Civilized Reader:
“If youth knew;
if age could”

In times of cultural transition such as our own, we would do well to heed the words of the great poets, philosophers, and theologians in our tradition to gain insight and guidance.

Numbered among them might be William Faulkner (1897-1962), the noted American novelist and leading figure in what is known as the Southern literary renaissance, which includes such poets and literary critics as John Crowe Ransom, Allen Tate, Robert Penn Warren, and Donald Davidson and novelists and short story writers Caroline Cordon, Flannery O’Connor, Eudora Welty, and Katherine Anne Porter.

Faulkner found in his own mythical Yoknapatawpha county in Mississippi fertile ground for his imagination, where he was able to give form to the central credo of his work: to chronicle “the heart in conflict with itself.”

He was recognized internationally for his work and was awarded the Nobel Prize in Literature in 1949. The address he gave in Stockholm on December 10, 1950 remains a classic statement about the high purpose of the writer in our time.

The award marked a shift in his focus, moving away from a pessimistic and tragic view (characteristic of much of the literature of the first half of the twentieth century) to a more comic and hopeful vision for the human race. In addition to this, a new persona emerged in Faulkner, one assuming more of a public role in American life, giving lectures and interviews.

Several months after the Stockholm address he gave the speech at his daughter’s graduation from University High School in Oxford, Mississippi. The four-minute address was delivered at Fulton Chapel on the Ole Miss campus on May 28, 1951 with the graduates, parents, teachers, and guests in attendance.

The core of the address follows:

What threatens us today is fear.

Not the atom bomb, nor even fear of it, because if the atom bomb fell on Oxford tonight, all it could do would be to kill us, which is nothing, since, in doing that, it would have robbed itself of its only power over us–which is fear of it, being afraid of it.

Our danger is not that. Our danger is in the forces in the world today which are trying to use man’s fear to rob him of his individuality, his soul, trying to reduce him to an unthinking mass by fear and bribery–giving him free food which he has not earned, easy and valueless money which he has not worked for.

That is what we must resist, if we are to change the world for man’s peace and security.

It is not men in the mass who can and will save Man, it is Man himself created in the image of God so that he shall have the power and the will to choose right from wrong, and so be able to save himself because he is worth saving.

Man, the individual men and women, who will refuse always to be tricked or frightened or bribed into surrendering, not just the right but the duty too, to choose between justice and injustice, courage and cowardice, sacrifice and greed, pity and self–who will believe always in the right of man to be free of injustice and rapacity and deception, but the duty and responsibility of man to see that justice and truth and pity and compassion are done.

So never be afraid.

Never be afraid to raise your voice for honesty and truth and compassion, against injustice and lying and greed.

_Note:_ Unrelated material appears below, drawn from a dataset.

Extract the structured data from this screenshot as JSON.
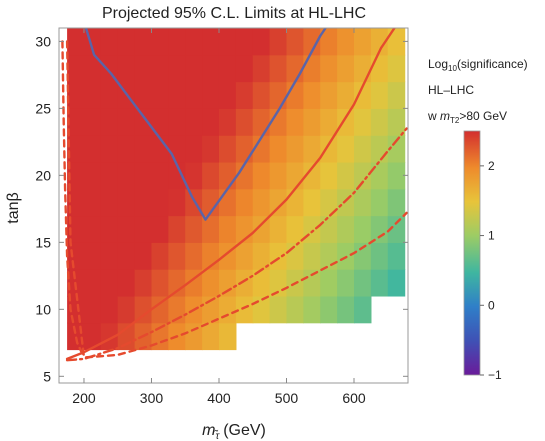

If you, not just you in this room tonight but in all the thousands of other rooms like this one about the world today and tomorrow and next week, will do this, not as a class or classes, but as individuals, men and women, you will change the earth.

In one generation, all the Napoleons and Hitlers and Caesars and Mussolinis and Stalins, and all the other tyrants who want power and aggrandizement, and all the simple politicians and time-servers who themselves are merely baffled or ignorant or afraid, who have used, or are using, or hope to use, man’s fear and greed for man’s enslavement, will have vanished from the face of it.

One must remember the general climate of the Cold War that existed at this time in America. So intense was the fear that bomb shelters were built and schoolchildren were drilled in safety procedures in case of a nuclear attack. Faulkner knew how this climate of fear debases man and works against fostering proper social relations, especially love of neighbor, which from his startling words is worse than death.

I leave it to the civilized reader to draw out the connections between 1951 and 2021 and to see the truth in Faulkner’s warning.

Faulkner began his talk by citing an epigram of Henri Estienne, a sixteenth-century French classicist, translator, and printer: “If youth knew; if age could.” In this saying, we see both a paradoxical truth and a duty: a truth about youth and knowing, age and ability; and an implicit duty for youth to embark on the path to wisdom and for age to impart it. Faulkner in this address has carried out his part of the task.